If Yeats wants to participate at dagblog, I am all for it.
by moat on Sat, 08/06/2016 - 2:05pm
And get that Shakespeare fellow on the phone.
by PeraclesPlease on Sat, 08/06/2016 - 4:18pm
But what does Maud Gonne think?
by Flavius on Sat, 08/06/2016 - 8:48pm
Timothy McVeigh was a racist baby-killer. He represents a subgroup of self-pitying white guys. His modern incarnation is Dylan Roof. Trump is speaking directly to this subgroup. People saw the Trump-McVeigh-Roof view of life in America and are refusing to accept that the country is the disaster portrayed by the Republican convention. Job creation is up. The stock market is up. Crime is down. Teen pregnancy is down. What upsets the Trumpsters is that women and minorities now have a voice. Trump accomplished an amazing feet, he is getting white women to vote for the Democratic Party. White women haven't fully supported Democrats since LBJ. The only people buying in to the Trump nonsense is a subset of white men.
Minorities and women have endured financial hardships since the country began. Neither group was handled with kid gloves. Now that some white men are facing financial hardships, heroin abuse has gone from criminal activity because minorities are degenerates to a national health care issue. Mental health facilities have to be funded because white men are committing suicide. White men are willing to repeatedly vote against their own welfare. They reelect a Governor who bankrupted the state of Kansas. The angry white guys are tired of being lied to by the Republican elites in Washington, D.C. They hitch their future to pathological liar Donald Trump.

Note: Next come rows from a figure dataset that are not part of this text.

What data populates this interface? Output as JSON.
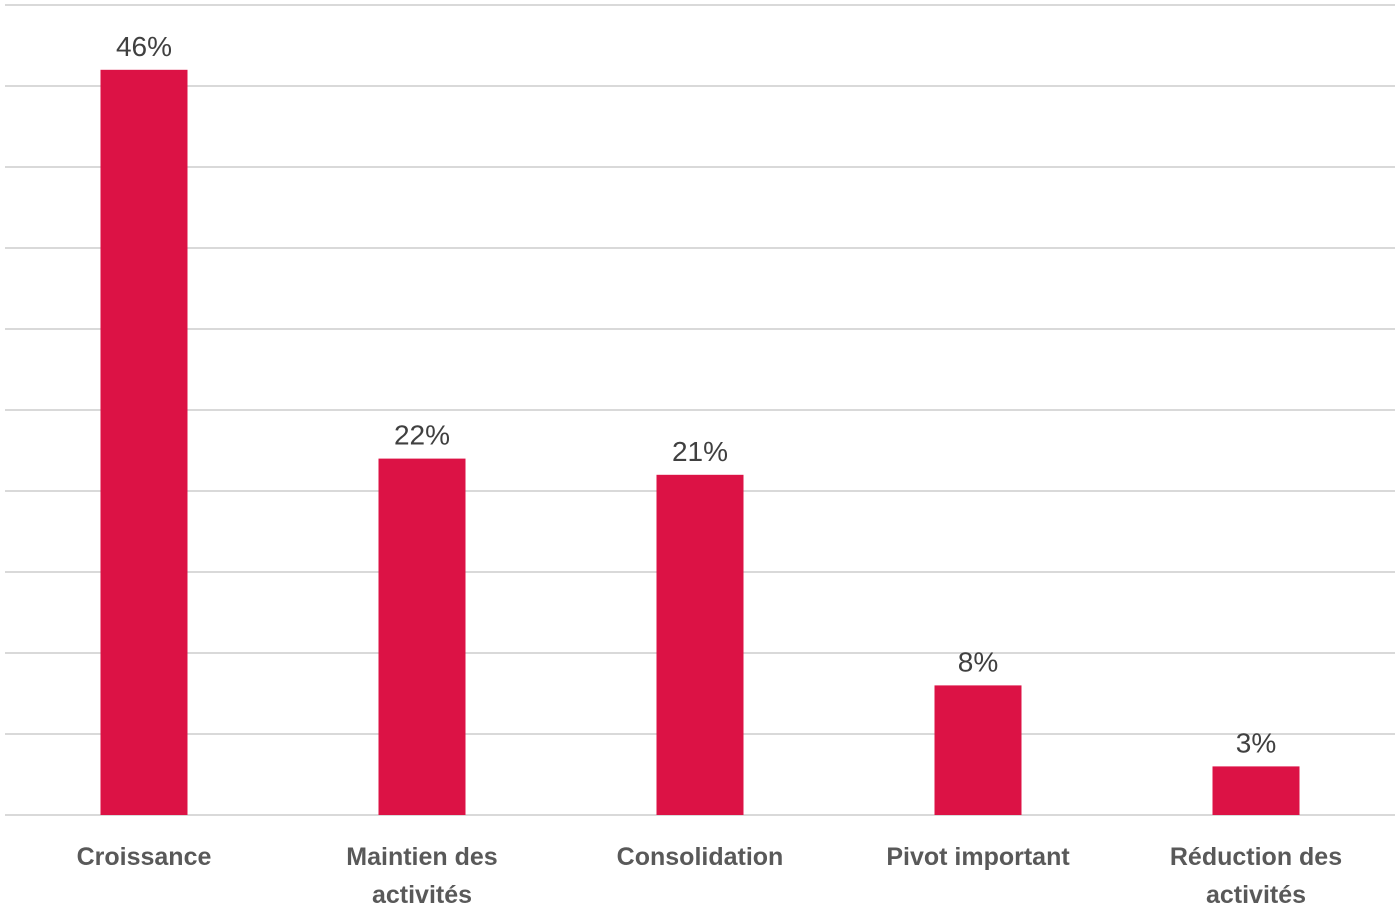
{
  "chart_data": {
    "type": "bar",
    "categories": [
      [
        "Croissance"
      ],
      [
        "Maintien des",
        "activités"
      ],
      [
        "Consolidation"
      ],
      [
        "Pivot important"
      ],
      [
        "Réduction des",
        "activités"
      ]
    ],
    "values": [
      46,
      22,
      21,
      8,
      3
    ],
    "value_labels": [
      "46%",
      "22%",
      "21%",
      "8%",
      "3%"
    ],
    "ylim": [
      0,
      50
    ],
    "grid": true,
    "bar_color": "#dc1245"
  }
}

I do not know how we can see these angry white male voters from themselves. Advice from minorities and women will be rejected. Facts provided by other white men will be rejected because the Trumpsters do not care about facts. Trumpsters cannot see themselves in a coalition that includes minorities as equals.
by rmrd0000 on Sat, 08/06/2016 - 6:22pm
Eighteen years before McVeigh's letter...

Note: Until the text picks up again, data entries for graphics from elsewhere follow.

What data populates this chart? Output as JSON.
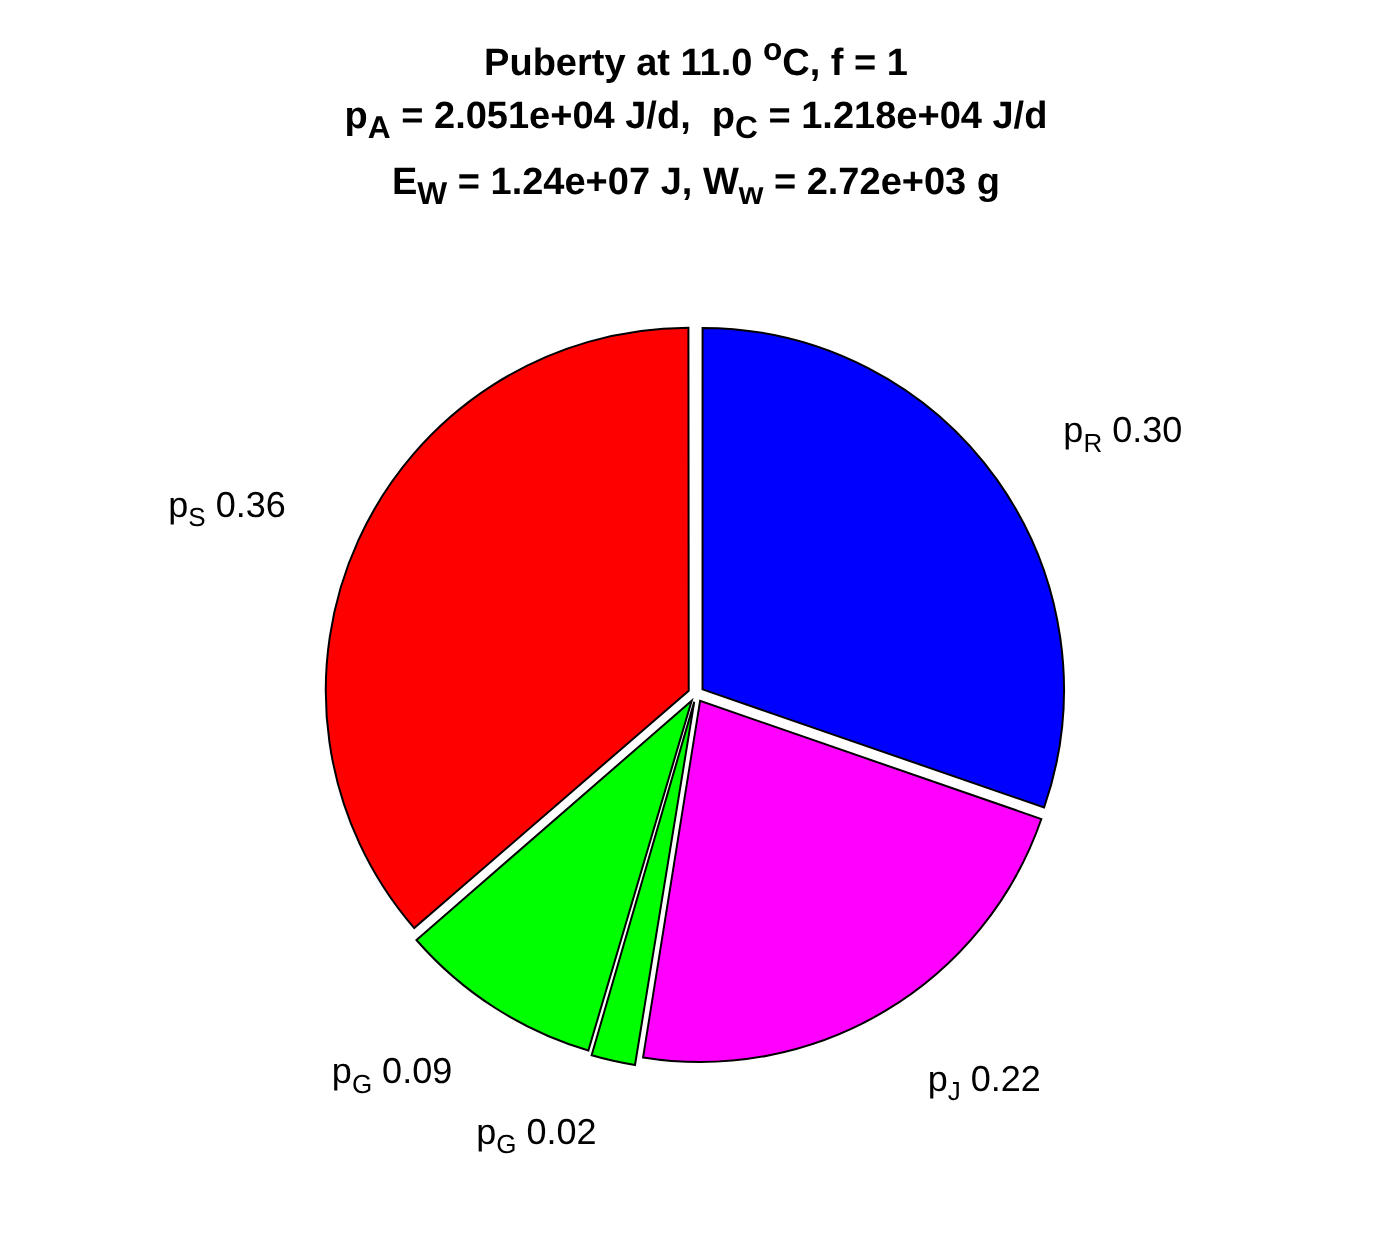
{
  "chart_data": {
    "type": "pie",
    "title": "Puberty at 11.0 $^{o}$C, f = 1",
    "subtitle": "p$_{A}$ = 2.051e+04 J/d,  p$_{C}$ = 1.218e+04 J/d\nE$_{W}$ = 1.24e+07 J, W$_{w}$ = 2.72e+03 g",
    "categories": [
      "p$_{R}$",
      "p$_{J}$",
      "p$_{G}$",
      "p$_{G}$",
      "p$_{S}$"
    ],
    "values": [
      0.3,
      0.22,
      0.02,
      0.09,
      0.36
    ],
    "value_labels": [
      "0.30",
      "0.22",
      "0.02",
      "0.09",
      "0.36"
    ],
    "colors": [
      "#0000ff",
      "#ff00ff",
      "#00ff00",
      "#00ff00",
      "#ff0000"
    ],
    "legend": false
  }
}
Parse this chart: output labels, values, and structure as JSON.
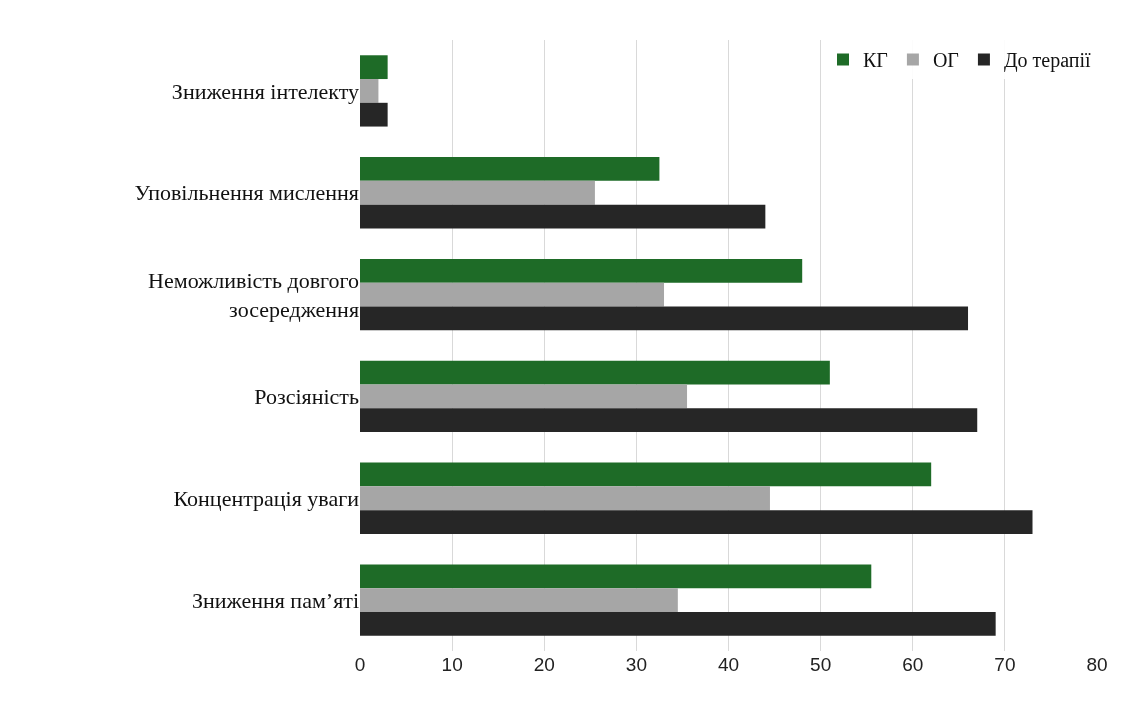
{
  "chart_data": {
    "type": "bar",
    "orientation": "horizontal",
    "categories": [
      "Зниження інтелекту",
      "Уповільнення мислення",
      "Неможливість довгого\nзосередження",
      "Розсіяність",
      "Концентрація уваги",
      "Зниження пам’яті"
    ],
    "series": [
      {
        "name": "КГ",
        "color": "#1e6b27",
        "values": [
          3,
          32.5,
          48,
          51,
          62,
          55.5
        ]
      },
      {
        "name": "ОГ",
        "color": "#a6a6a6",
        "values": [
          2,
          25.5,
          33,
          35.5,
          44.5,
          34.5
        ]
      },
      {
        "name": "До терапії",
        "color": "#262626",
        "values": [
          3,
          44,
          66,
          67,
          73,
          69
        ]
      }
    ],
    "xlim": [
      0,
      80
    ],
    "xticks": [
      0,
      10,
      20,
      30,
      40,
      50,
      60,
      70,
      80
    ],
    "grid": "x",
    "legend": "top right"
  }
}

Put that in your search engines...
~OGD~
by oldenGoldenDecoy on Sun, 08/07/2016 - 2:41am
Reminds me of Vanzetti.
by Flavius on Sun, 08/07/2016 - 2:59am
Ha, didn't need to. Meanwhile they denied the last of the clan parole a month ago yet again despite stellar behavior and complete remorse for 45 years. There is no redemption in our penal system. Or basically, once you're a star you're always a star.
by PeraclesPlease on Sun, 08/07/2016 - 7:23am
Peracles ...
He pretty much covered that...
At the time of the murders he had spent 23+ years of his 34 years in the joint. And not that it makes it right what he's done in life, the early years are quite telling. Between the ages of 13 and 19 he spent 4+ years in correctional facilities such as Washington, D.C.'s National Training School for Boys, Natural Bridge Honor Camp, the Federal Reformatory, Petersburg, VA, the Federal Reformatory at Chillicothe, OH.
~OGD~
by oldenGoldenDecoy on Sun, 08/07/2016 - 9:40pm
Most released prisoners are rearrested in the next 3 years, The longer they have served before release, the lower the odds of that.

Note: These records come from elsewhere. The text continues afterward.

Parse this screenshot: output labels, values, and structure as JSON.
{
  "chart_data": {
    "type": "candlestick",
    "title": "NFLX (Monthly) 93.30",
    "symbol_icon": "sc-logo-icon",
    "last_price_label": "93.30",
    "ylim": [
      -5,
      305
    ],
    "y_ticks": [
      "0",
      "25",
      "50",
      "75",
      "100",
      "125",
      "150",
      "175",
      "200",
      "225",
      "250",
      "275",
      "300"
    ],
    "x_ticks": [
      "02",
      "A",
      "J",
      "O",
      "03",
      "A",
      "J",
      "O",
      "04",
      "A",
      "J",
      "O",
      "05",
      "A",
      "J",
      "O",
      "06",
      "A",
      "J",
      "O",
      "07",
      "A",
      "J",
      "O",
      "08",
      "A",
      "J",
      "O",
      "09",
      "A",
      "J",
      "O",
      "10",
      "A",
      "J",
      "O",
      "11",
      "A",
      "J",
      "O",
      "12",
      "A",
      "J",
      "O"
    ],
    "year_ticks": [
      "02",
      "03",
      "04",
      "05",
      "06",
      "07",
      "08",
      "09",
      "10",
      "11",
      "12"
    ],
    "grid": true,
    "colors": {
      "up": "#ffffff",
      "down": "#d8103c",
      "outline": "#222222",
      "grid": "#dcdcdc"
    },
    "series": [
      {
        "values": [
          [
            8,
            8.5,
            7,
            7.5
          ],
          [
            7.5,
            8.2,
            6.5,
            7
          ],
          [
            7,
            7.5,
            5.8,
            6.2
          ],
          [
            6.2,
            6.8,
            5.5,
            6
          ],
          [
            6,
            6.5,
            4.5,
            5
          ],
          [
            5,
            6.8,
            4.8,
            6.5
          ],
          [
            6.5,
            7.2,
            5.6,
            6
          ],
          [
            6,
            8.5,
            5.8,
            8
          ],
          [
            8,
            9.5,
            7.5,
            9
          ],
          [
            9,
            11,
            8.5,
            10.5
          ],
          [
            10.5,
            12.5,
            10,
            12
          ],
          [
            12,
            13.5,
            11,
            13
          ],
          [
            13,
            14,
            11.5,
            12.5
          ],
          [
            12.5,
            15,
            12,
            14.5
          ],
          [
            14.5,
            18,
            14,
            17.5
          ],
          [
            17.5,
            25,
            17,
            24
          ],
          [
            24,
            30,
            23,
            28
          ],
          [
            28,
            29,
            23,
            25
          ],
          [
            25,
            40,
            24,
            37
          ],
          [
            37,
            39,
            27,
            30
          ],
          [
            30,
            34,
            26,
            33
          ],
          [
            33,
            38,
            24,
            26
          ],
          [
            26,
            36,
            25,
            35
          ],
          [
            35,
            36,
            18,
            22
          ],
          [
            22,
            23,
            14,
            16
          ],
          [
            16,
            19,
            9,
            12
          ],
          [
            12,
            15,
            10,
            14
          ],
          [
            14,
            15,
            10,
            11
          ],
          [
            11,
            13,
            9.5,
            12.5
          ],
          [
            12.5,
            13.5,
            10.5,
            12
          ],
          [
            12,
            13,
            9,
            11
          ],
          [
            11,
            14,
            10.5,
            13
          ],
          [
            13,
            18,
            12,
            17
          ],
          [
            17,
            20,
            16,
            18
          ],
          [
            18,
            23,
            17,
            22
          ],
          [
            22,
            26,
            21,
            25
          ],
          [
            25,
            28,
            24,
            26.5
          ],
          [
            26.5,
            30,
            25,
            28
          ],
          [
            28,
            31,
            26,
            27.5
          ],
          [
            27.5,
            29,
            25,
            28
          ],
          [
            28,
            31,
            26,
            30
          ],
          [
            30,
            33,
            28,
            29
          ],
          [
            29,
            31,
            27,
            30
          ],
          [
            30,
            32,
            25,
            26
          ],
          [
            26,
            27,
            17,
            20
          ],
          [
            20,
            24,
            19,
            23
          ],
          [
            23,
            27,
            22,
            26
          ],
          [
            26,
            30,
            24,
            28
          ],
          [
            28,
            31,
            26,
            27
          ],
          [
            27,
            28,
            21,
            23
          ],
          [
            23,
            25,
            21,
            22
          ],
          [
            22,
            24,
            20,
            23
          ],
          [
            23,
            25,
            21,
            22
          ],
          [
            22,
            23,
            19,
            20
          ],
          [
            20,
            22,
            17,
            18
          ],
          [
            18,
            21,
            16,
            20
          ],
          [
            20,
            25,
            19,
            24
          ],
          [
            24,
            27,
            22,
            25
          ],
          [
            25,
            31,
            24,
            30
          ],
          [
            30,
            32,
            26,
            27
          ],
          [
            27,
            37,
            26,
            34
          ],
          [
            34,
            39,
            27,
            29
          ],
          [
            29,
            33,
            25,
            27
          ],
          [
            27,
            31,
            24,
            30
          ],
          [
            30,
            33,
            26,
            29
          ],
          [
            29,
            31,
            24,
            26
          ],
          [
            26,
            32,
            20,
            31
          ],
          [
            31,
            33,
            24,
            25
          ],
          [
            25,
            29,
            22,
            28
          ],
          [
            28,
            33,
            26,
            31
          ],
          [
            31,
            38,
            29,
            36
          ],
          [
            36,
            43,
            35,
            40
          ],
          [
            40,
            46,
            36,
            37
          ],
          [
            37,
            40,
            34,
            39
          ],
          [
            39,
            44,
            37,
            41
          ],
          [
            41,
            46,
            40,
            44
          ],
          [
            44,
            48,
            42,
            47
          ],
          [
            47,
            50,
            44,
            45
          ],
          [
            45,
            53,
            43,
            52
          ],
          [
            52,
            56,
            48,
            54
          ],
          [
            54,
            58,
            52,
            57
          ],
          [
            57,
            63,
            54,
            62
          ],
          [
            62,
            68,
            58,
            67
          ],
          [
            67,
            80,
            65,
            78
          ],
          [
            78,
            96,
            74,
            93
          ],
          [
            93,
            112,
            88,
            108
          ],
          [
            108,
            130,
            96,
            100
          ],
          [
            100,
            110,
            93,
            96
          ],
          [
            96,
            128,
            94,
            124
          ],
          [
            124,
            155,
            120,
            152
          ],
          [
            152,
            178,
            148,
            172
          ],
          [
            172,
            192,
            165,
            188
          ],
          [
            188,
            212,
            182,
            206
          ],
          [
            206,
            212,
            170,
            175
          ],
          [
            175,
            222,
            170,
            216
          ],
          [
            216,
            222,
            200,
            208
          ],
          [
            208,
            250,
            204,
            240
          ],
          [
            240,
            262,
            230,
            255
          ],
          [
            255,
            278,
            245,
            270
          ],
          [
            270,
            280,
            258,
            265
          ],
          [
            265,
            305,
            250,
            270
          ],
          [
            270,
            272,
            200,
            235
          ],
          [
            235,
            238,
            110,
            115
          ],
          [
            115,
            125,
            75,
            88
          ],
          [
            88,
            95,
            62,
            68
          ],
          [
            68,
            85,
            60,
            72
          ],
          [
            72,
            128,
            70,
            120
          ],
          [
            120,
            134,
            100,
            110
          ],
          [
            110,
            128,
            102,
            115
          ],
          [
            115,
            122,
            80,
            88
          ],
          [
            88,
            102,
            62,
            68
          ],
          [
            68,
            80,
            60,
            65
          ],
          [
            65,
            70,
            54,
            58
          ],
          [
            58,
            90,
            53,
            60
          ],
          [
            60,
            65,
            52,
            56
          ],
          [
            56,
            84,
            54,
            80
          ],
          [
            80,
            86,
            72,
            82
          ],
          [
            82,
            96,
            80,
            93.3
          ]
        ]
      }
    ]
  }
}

I'd be interested in learning what happens in,say, years 4 to 10. My guess: that the longer time served the lower the rate of rearrestment after year 3.
by Flavius on Mon, 08/08/2016 - 12:58am
Flavius ...
This may help you...
nij.gov/topics/corrections/recidivism
~OGD~
by oldenGoldenDecoy on Mon, 08/08/2016 - 2:30am
Thanks. Subject for another blog at some point.
by Flavius on Tue, 08/09/2016 - 9:55am
I was thinking of Leslie van Houten.